Cold Recall: Roald Amundsen's Reflections from the Northwest Passage

AUGUST 3rd to NOVEMBER 3rd, 2013

Roald Amundsen was among the first to winter in Antarctica. He was the first to navigate the Northwest Passage in a single vessel. He was the first to reach the South Pole, a navigator of the Northeast Passage, and the first to fly to latitude 88°N. He was the first to fly across the Arctic Ocean.

Amundsen was born on 16 July, 1872 on a small farm in south-eastern Norway. He was not an academic by nature, so from the age of 15, he decided he would be a polar explorer. He was inspired by the story of the Franklin expedition (1845-48) and all of the later expeditions that had been sent out to search for Franklin’s two lost ships and 129 men.

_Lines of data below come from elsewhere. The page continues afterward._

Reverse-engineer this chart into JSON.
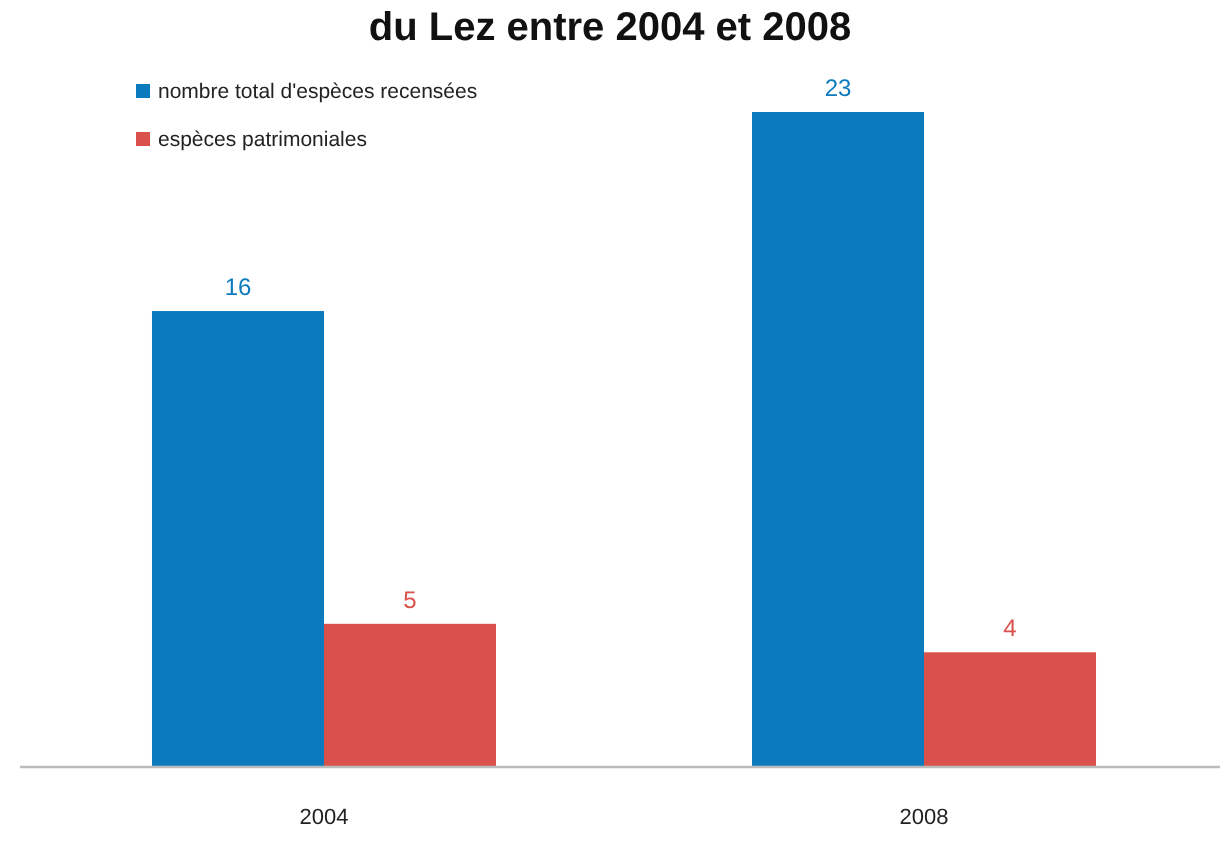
{
  "chart_data": {
    "type": "bar",
    "title": "du Lez entre 2004 et 2008",
    "categories": [
      "2004",
      "2008"
    ],
    "series": [
      {
        "name": "nombre total d'espèces recensées",
        "color": "#0b7bbd",
        "values": [
          16,
          23
        ]
      },
      {
        "name": "espèces patrimoniales",
        "color": "#d9514a",
        "values": [
          5,
          4
        ]
      }
    ],
    "data_labels": true,
    "legend": "top left"
  }
}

Amundsen's first goal was therefore the navigation of the Northwest Passage.

The exhibition features large-scale reproductions of lantern slides and other images taken by the famed Norwegian explorer, who in 1905 became the first man to navigate the Northwest Passage. 

The images, which include scenes of life aboard the expedition's ship, Gjoa Haven, the equipment used in making magnetic observations and the Inuit who assisted the expedition are also illuminated by Amundsen's own commentary.

Cold Recall is on temporary display at the Maritime Museum of the Atlantic through the courtesy of the Royal Norwegian Embassy and features images from the Fram Museum.